Le milliardaire sait qu’il est perdu. Il avoue.

— J’avais entendu parler des talents de graphologue de miss Shapman et de son désir de respectabilité sociale. Alors je suis allé lui proposer un marché. Si elle imitait l’écriture du sénateur sortant en lui faisant tenir des propos compromettants, je me chargeais de lui ouvrir les portes de la bonne société.

Francis Miller se prend la tête dans les mains.

— Mais je n’avais pas compris quelle femme c’était ! Elle est devenue folle. Elle m’a menacé, oui, menacé ! Elle m’a tenu le langage inverse. Non seulement elle n’imiterait pas l’écriture du sénateur mais elle était prête à imiter la mienne si je ne l’introduisais pas dans le monde de Boston.
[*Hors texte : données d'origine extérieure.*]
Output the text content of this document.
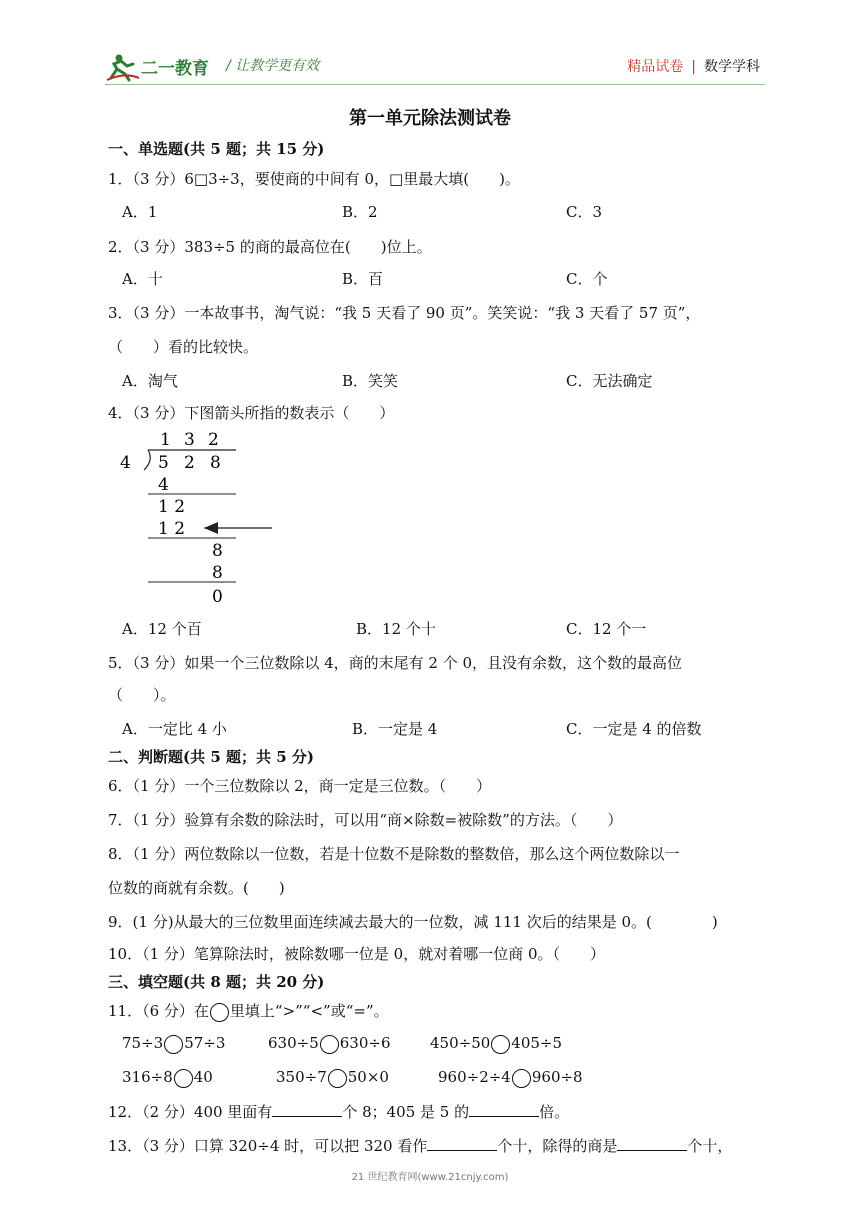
二一教育 / 让教学更有效	精品试卷 | 数学学科
第一单元除法测试卷
一、单选题(共 5 题；共 15 分)
1．（3 分）6□3÷3，要使商的中间有 0，□里最大填(　　)。
A．1	B．2	C．3
2．（3 分）383÷5 的商的最高位在(　　)位上。
A．十	B．百	C．个
3．（3 分）一本故事书，淘气说：“我 5 天看了 90 页”。笑笑说：“我 3 天看了 57 页”，
（　　）看的比较快。
A．淘气	B．笑笑	C．无法确定
4．（3 分）下图箭头所指的数表示（　　）
1 3 2
4 5 2 8
4
1 2
1 2
8
8
0
A．12 个百	B．12 个十	C．12 个一
5．（3 分）如果一个三位数除以 4，商的末尾有 2 个 0，且没有余数，这个数的最高位
（　　）。
A．一定比 4 小	B．一定是 4	C．一定是 4 的倍数
二、判断题(共 5 题；共 5 分)
6．（1 分）一个三位数除以 2，商一定是三位数。（　　）
7．（1 分）验算有余数的除法时，可以用“商×除数=被除数”的方法。（　　）
8．（1 分）两位数除以一位数，若是十位数不是除数的整数倍，那么这个两位数除以一
位数的商就有余数。(　　)
9．(1 分)从最大的三位数里面连续减去最大的一位数，减 111 次后的结果是 0。(　　　　)
10．（1 分）笔算除法时，被除数哪一位是 0，就对着哪一位商 0。（　　）
三、填空题(共 8 题；共 20 分)
11．（6 分）在 里填上“>”“<”或“=”。
75÷3 57÷3	630÷5 630÷6	450÷50 405÷5
316÷8 40	350÷7 50×0	960÷2÷4 960÷8
12．（2 分）400 里面有	个 8；405 是 5 的	倍。
13．（3 分）口算 320÷4 时，可以把 320 看作	个十，除得的商是	个十，
21 世纪教育网(www.21cnjy.com)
Alors, nous nous sommes battus. J’ai perdu la tête. J’ai pris une statuette sur la table et je…

Brian Clifton sourit. Son enquête est terminée et sa carrière de policier est toujours – et même plus que jamais – en bonne voie. Il jette un coup d’œil sur le bureau du banquier, encombré de notes de sa main. Il conclut.

— Dans le fond, Dolores Shapman a quand même commis une erreur professionnelle : elle aurait dû voir que vous aviez une écriture d’assassin.